I am looking for the cleanest, most elegant way to build OS-safe path strings in PHP 8 and include them in my autoload function, without str_replace() or substr(), if possible.
I have a file structure like this:
NameOfProject
├──(...)
├──src
| ├──Controller
| | └──(...)
| ├──Helper
| | └──(...)
| ├──Model
| | └──(...)
| ├──View
| | └──(...)
└──index.php
Every class in the src folder is namespaced accordingly, for example NameOfProject\src\Controller.

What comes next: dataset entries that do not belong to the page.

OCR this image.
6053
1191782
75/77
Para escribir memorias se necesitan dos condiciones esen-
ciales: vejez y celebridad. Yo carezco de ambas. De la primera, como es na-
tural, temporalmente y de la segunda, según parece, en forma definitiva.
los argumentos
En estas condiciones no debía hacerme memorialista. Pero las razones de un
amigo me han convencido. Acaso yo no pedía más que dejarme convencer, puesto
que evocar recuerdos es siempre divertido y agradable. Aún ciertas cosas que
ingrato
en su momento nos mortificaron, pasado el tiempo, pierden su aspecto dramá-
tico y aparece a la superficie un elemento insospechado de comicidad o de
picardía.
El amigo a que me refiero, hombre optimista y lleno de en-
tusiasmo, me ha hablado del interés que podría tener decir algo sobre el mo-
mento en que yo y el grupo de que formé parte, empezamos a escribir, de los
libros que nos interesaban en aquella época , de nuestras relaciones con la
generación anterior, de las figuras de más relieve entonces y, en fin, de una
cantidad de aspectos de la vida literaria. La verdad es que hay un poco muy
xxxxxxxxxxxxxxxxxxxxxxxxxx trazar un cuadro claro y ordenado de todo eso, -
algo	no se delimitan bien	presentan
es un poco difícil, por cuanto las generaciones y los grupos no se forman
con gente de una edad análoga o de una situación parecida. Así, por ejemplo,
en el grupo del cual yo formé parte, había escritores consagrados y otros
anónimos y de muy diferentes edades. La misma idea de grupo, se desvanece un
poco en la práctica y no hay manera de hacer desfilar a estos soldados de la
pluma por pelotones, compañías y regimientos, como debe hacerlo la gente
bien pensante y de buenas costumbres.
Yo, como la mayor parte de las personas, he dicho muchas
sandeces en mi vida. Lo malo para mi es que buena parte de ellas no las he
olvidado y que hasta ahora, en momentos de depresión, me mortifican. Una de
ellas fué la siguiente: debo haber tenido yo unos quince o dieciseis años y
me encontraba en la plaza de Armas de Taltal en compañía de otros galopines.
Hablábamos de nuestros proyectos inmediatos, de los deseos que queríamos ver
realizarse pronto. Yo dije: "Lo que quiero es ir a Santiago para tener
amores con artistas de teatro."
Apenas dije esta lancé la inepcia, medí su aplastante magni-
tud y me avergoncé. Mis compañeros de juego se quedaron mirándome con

I want to autoload every class, using the spl_autoload_register() function.
This is my code:
<?php
//index.php
spl_autoload_register(function($class)
{
include
dirname(__FILE__, 2)
.'/'
.str_replace('\\', '/', $class)
.'.php';
});
I am wondering if there is a more elegant way to avoid the str_replace(), but without it, the concatenation of the path string doesn't work, because $class always returns the namespace (with backslash) and not the actual path.
I have read that PHP already transforms forward slashes / to DIRECTORY_SEPARATOR within functions, but I think I remember having an issue with using just forward slashes in the past.
If the str_replace() has to be there, maybe using DIRECTORY_SEPARATOR is in order? Like so:
str_replace('\\', DIRECTORY_SEPARATOR, $class)
I have also considered the option to strip the class name from $class, but this, too, requires an "ugly" substr():
$class = substr($class, strrpos($class, "\\") + 1);
If your code structure is very neat, you can just use the default autoload implementation, see notes in this page:
This method will try to load the class
NameOfProject\src\Controller\MyControllerfromnameofproject/src/controller/mycontroller.php.